Hipertensi berat dengan TD Diastolik > 120 mmHg, tetapi dengan minimal atau tanpa kerusakan organ sasaran dan tidak dijumpai keadaan pada tabel I. KW I atau II pada funduskopi. Hipertensi post operasi. Hipertensi tak terkontrol / tanpa diobati pada perioperatif.

Tingginya TD yang dapat menyebabkan kerusakan organ sasaran tidak hany dari tingkatan TD aktual, tapi juga dari tingginya TD sebelumnya, cepatnya kenaikan TD, bangsa, seks dan usia penderita. Penderita hipertensi kronis dapat mentolelir kenaikan TD yang lebih tinggi dibanding dengan normotensi, sebagai contoh : pada penderita hipertensi kronis, jarang terjadi hipertensi ensefalopati, gangguan ginjal dan kardiovaskular dan kejadian ini dijumpai bila TD Diastolik > 140 mmHg. Sebaliknya pada penderita normotensi ataupun pada penderita hipertensi baru dengan penghentian obat yang tiba-tiba, dapat timbul hipertensi ensefalopati demikian juga pada eklampsi, hipertensi ensefalopati dapat timbul walaupun TD 160/110 mmHg. III. PATOFISIOLOGI ( 10, 11 ) Ada 2 teori yang dianggap dapat menerangkan timbulnya hipertensi ensefalopati yaitu : 1. Teori Over Autoregulation Dengan kenaikan TD menyebabkan spasme yang berat pada arteriole mengurangi aliran darah ke otak (CDF) dan iskemi. Meningginya permeabilitas kapiler akan menyebabkan pecahnya dinding kapiler, udema di otak, petekhie, pendarahan dan mikro infark.
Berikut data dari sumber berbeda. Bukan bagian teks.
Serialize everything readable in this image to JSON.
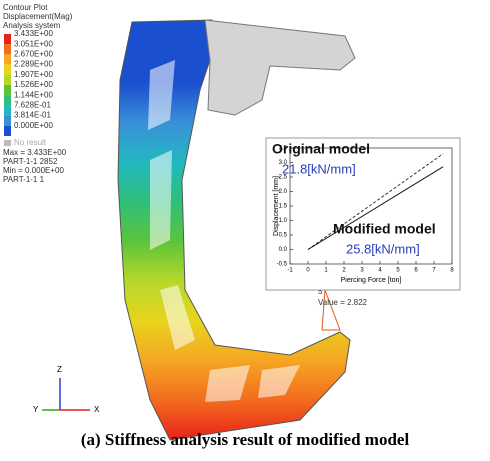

2. Teori Breakthrough of Cerebral Autoregulation bila TD mencapai threshold tertentu dapat mengakibtakan transudasi, mikoinfark dan oedema otak, petekhie, hemorhages, fibrinoid dari arteriole.

Aliran darah ke otak pada penderita hipertensi kronis tidak mengalami perubahan bila Mean Arterial Pressure ( MAP ) 120 mmHg 160 mmHg, sedangkan pada penderita hipertensi baru dengan MAP diantara 60 120 mmHg. Pada keadaan hiper kapnia, autoregulasi menjadi lebih sempit dengan batas tertinggi 125 mmHg, sehingga perubahan yang sedikit saja dari TD menyebabkan asidosis otak akan mempercepat timbulnya oedema otak. IV. DIAGNOSA (1,6,7,11) Diagnosa krisis hipertensi harus ditegakkan sedini mungkin, karena hasil terapi tergantung kepada tindakan yang cepat dan tepat. Tidak perlu menunggu hasil pemeriksaan yang menyeluruh walaupun dengan data-data yang minimal kita sudah dapat mendiagnosa suatu krisis hipertensi. IV.1. Anamnesa : Sewaktu penderita masuk, dilakukan anamnesa singkat. Hal yang penting ditanyakan :

Riwayat hipertensi : lama dan beratnya. Obat anti hipertensi yang digunakan dan kepatuhannya. Usia : sering pada usia 40 60 tahun. Gejala sistem syaraf ( sakit kepala, hoyong, perubahan mental, ansietas ). Gejala sistem ginjal ( gross hematuri, jumlah urine berkurang ). Gejala sistem kardiovascular ( adanya payah jantung, kongestif dan oedem paru, nyeri dada ). Riwayat penyakit : glomerulonefrosis, pyelonefritis. Riwayat kehamilan : tanda eklampsi.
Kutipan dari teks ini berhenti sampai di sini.